Homework 3

Due Monday, October 30 at 11:59 PM via Canvas. PDF Format required.

In this part of the assignment, you'll experiment with designing, learning, and evaluating Bayes Nets. Start by downloading the Weka machine learning package. It works across platforms and has the functionality required for the homework. We also highly recommend you consult these helpful tips which run through a couple of examples similar to, but not exactly the same as, the homework exercises.
Complete the steps below and answer the following questions:

(1 point) In the Bayes Net Editor, load the car data set. You can learn more about this data set from its UCI Repository page. Accepting the defaults, learn a Bayes Net for this data set, and save it. The learned Bayes Net will have a specific structure we've talked about in class. What's the name for this kind of Bayes Net?
(1 point) Now, use your domain intuition to design some change to the Bayes Net that you think is reasonable (i.e., adding or deleting edges). Save this network, and include a snapshot and a brief (1-2 sentence) justification for your changes.
(1 point) Now change the defaults in the ``K2'' search algorithm for Bayes Net Learning in order to learn a different Bayes Net structure. Include a snapshot of your learned structure with the assignment, and identify at least one independence assertion that holds for the net in part (a) but not in your learned structure -- or vice-versa.

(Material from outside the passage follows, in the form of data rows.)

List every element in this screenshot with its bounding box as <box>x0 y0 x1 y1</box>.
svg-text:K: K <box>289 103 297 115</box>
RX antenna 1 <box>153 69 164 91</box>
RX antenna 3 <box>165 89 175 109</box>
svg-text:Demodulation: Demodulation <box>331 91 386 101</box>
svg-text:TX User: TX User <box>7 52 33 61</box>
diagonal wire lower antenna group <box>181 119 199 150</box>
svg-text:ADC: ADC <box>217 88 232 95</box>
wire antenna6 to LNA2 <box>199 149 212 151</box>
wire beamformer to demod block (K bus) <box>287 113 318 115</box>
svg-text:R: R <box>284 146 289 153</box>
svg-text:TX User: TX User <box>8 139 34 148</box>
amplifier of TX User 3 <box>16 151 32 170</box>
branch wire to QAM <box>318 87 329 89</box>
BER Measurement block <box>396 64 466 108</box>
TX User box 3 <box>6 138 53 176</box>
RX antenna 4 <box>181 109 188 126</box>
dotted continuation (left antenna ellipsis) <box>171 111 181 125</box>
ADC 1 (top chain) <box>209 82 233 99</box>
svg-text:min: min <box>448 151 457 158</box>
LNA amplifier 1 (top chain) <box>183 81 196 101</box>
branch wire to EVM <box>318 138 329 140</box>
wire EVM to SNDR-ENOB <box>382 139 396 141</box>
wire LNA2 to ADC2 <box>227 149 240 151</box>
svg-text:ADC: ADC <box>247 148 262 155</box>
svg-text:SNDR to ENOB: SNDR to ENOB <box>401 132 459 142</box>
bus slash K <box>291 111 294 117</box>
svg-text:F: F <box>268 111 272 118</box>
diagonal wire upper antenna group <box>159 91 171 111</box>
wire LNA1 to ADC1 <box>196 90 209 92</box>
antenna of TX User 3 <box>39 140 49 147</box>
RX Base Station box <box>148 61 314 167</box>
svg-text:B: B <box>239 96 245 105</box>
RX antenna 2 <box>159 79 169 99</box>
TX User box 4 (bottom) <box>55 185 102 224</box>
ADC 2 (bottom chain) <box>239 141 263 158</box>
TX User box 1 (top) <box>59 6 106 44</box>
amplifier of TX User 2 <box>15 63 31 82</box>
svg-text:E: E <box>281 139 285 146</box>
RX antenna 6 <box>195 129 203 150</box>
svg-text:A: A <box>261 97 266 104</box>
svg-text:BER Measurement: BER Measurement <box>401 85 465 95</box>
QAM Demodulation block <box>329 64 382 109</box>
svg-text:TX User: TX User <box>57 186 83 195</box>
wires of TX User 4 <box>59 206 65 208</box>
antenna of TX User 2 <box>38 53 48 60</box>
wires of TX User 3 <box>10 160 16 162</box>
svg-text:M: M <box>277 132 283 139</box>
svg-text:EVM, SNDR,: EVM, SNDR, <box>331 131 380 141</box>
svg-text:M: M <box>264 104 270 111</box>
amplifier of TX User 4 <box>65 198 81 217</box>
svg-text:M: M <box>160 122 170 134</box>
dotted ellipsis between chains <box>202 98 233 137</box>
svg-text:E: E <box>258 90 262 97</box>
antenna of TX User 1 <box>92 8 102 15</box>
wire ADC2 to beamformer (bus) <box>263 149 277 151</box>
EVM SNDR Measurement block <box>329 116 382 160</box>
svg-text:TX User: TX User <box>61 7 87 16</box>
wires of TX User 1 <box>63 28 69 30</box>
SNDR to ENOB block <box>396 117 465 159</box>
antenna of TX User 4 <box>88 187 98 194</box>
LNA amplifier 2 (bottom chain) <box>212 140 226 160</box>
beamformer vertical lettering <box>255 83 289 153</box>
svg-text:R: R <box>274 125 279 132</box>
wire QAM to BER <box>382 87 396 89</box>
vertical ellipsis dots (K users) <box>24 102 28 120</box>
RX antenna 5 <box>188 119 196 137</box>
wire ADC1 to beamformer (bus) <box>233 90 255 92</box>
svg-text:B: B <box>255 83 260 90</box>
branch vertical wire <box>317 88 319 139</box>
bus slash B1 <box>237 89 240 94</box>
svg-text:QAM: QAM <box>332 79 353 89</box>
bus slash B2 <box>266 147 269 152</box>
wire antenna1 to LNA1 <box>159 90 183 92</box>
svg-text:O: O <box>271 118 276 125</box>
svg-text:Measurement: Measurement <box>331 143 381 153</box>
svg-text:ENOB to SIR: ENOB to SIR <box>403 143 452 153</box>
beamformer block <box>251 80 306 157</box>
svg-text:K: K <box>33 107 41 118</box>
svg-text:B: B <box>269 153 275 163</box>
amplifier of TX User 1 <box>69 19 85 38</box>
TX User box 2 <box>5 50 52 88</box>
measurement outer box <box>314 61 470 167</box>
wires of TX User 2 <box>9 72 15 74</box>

Now you'll try learning parameters for your networks and evaluating them.

(3 points) In the Weka Explorer, open the car.arff data set. Using Weka's defaults of 10-fold cross validation and the SimpleEstimator, learn CPT parameters and test each of your Bayes Nets from question 1. Include a table that lists the accuracy of each of your Bayes Nets (you don't need to include any CPTs). Compare the accuracy of your nets with that of a "ZeroR" baseline (this classifier comes up as the default when you navigate to the "Classify" tab, and simply predicts the majority class for all test examples).
(1 point) The SimpleEstimator has a default alpha value of 0.5. What value of alpha corresponds to maximum likelihood estimation?
(1 point) You may have found that the Bayes Net learned in part (c) had higher accuracy than the others. However, this network has an "unfair" advantage -- what is it?

Gibbs sampling questions.

(1 point) Consider a small Bayes Net of binary variables with A->B->C. Let P(A=1)=P(B=1 | A=0)=P(B=1 | A=1)=0.5, and P(C=1 | B=1)=P(C=0 | B=0)=1.0. Say you initialize a Gibbs Sampler with A=1, B=0, C=0, and choose to re-sample variable B. What is the probability distribution from which you sample new values for B? Now, from this starting point, say you perform Gibbs sampling on the network in order to estimate P(B) (i.e., there is no evidence). In the long run, what probability will your Gibbs sampler assign to P(B)?
(1 point) The sampler in part (a) has an undesireable behavior. How could you solve this?